Em termos pessoais, João Goulão admite não ter nada contra a intervenção directa do Estado, à semelhança do caso uruguaio, mas não vê no horizonte qualquer discussão sobre a aplicação de uma solução semelhante em Portugal ou em qualquer outro país da União Europeia.
"Em relação à alteração do quadro legal existente em Portugal, não preconizo nenhuma mudança. Considero que o quadro legal que temos em Portugal é adequado ao desenvolvimento da nossa sociedade. Sinto que a nível da União Europeia há uma preocupação em manter aquilo que foi alcançado na última década. Não há muitos movimentos no sentido de dar saltos em frente. Os diversos Estados-membros estão mais preocupados em consolidar aquilo que já conseguiram, e que tem dado de uma forma geral bons resultados, com evoluções positivas na maioria dos indicadores, do que propriamente em alterar o paradigma do quadro legislativo", disse o director do SICAD.
João Goulão confirma a ideia transmitida pelo senador Roberto Conde, na sua defesa da aprovação da nova lei no Uruguai. "Este movimento tem muito a ver com a reivindicação do fim da guerra às drogas. Tem-se constatado que um combate aos problemas da droga e da toxicodependência centrado apenas na intervenção das forças policiais não tem contribuído de forma significativa para a diminuição do impacto destes problemas naquelas sociedades."
Para o responsável, desde a aprovação da descriminalização em Portugal, em 2001, tem-se vindo a assistir a "uma década de assunção de que a tal guerra às drogas não tem conduzido à erradicação dos consumos e dos problemas, não tem sido coroada de êxito, pelo que estão a ser procurados pelos diversos países, e a nível regional, caminhos alternativos nestas abordagens".
O êxito do chamado "modelo português" – assente na "admissão de que a toxicodependência é uma doença crónica e recidivante", na descriminalização, nos cuidados de saúde e no apoio social – tem sido estudado ao longo dos anos.
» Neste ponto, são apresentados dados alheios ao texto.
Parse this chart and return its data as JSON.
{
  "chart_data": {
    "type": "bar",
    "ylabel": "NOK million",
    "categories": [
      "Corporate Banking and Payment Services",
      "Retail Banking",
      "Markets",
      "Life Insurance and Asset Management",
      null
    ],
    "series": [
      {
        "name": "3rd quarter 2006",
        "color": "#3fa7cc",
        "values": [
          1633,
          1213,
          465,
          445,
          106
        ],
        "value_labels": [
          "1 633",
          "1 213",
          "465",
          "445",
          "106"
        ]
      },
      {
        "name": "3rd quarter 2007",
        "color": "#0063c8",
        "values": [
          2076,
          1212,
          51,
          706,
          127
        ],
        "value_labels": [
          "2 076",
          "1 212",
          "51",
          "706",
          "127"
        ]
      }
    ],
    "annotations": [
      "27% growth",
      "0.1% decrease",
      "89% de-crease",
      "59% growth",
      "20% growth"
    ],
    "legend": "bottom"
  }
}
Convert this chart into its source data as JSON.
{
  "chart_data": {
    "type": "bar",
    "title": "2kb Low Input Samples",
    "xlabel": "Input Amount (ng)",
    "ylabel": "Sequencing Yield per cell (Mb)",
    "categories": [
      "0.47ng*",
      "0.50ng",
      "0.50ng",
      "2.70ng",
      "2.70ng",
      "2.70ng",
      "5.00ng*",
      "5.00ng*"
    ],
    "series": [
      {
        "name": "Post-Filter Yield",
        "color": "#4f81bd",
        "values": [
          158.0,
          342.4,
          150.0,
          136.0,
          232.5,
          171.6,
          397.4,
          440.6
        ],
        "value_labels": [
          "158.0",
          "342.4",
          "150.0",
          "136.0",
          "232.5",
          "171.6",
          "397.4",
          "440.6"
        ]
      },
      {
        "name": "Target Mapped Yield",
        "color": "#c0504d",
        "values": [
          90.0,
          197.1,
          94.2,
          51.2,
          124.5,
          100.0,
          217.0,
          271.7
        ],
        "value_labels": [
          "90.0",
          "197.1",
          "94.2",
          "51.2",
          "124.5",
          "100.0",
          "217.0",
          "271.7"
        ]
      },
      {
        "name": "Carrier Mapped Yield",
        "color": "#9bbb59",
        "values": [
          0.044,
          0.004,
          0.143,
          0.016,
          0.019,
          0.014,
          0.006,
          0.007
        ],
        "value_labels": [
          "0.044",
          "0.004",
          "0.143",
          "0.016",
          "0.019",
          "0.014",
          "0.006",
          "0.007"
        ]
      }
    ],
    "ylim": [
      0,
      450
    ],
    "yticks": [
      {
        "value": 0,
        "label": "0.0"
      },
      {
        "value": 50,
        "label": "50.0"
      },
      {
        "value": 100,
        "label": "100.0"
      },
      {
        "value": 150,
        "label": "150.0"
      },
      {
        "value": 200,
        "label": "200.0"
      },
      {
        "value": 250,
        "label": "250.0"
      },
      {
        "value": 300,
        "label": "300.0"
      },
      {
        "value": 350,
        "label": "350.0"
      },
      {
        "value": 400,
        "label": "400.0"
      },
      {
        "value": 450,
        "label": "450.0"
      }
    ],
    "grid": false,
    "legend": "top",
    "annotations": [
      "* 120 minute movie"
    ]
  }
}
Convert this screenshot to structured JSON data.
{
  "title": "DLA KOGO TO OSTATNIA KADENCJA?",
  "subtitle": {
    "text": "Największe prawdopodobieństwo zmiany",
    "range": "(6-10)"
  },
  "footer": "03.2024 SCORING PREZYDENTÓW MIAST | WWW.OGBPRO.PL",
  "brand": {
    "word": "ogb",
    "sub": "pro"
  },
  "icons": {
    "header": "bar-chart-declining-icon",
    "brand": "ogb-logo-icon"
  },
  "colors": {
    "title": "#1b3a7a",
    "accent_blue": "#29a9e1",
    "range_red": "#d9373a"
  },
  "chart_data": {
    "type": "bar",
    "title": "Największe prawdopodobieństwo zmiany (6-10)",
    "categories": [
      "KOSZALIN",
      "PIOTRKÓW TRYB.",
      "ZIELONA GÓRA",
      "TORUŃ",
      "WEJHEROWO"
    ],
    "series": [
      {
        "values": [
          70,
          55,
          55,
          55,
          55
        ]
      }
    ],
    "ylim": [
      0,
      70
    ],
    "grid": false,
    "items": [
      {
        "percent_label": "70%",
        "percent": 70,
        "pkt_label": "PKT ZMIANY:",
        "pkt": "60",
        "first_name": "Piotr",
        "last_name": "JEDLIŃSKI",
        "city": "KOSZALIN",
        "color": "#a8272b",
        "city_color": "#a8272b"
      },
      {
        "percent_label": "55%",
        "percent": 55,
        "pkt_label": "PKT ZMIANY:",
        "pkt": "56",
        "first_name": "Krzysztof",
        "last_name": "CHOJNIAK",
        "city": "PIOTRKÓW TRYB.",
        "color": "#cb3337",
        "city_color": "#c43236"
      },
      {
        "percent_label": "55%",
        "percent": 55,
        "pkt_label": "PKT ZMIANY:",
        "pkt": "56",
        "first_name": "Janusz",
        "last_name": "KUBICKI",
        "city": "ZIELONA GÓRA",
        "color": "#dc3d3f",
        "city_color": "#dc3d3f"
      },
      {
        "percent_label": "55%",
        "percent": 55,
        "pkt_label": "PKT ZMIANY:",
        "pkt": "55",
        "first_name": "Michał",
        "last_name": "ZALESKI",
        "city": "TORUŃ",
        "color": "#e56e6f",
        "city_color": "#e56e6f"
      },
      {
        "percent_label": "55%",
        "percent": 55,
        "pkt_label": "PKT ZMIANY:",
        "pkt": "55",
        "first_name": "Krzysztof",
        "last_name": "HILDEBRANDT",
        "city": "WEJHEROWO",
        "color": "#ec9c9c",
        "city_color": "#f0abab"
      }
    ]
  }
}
O próprio João Goulão esteve no Uruguai, "numa reunião que provavelmente teve alguma coisa de precursor no sentido desta decisão".
A todos diz a mesma coisa: "Aquilo que invariavelmente lhes dizemos é que de facto a descriminalização não foi a bala de prata que resolveu os problemas. Descriminalizar sem fazer todo o resto do trabalho de casa, que no nosso caso foi a instalação de respostas de saúde, de uma rede facilmente acessível, gratuita, de cobertura nacional, para as pessoas afectadas pelo problema – e o desenvolvimento de políticas de prevenção, de redução de riscos e de reinserção social –, tudo isso é um pacote completo e não é dissociável da descriminalização".
Apesar de toda a expectativa e curiosidade, a ONU reiterou nesta quarta-feira as críticas à aprovação da nova lei pelo Senado do Uruguai. Em comunicado, a UNODC acusa o país de violar a Convenção de Drogas Narcóticas de 1961, assinada pelo Uruguai, e que limita o uso de cannabis a fins médicos ou científicos.
A nova lei uruguaia, acusa Raymond Yans, presidente da Comissão Internacional de Controlo de Narcóticos, "não vai proteger os jovens, mas antes ter o efeito perverso de encorajar a experimentação ainda mais cedo, contribuindo assim para problemas de desenvolvimento e para o aparecimento de dependências e outros distúrbios em idades mais jovens".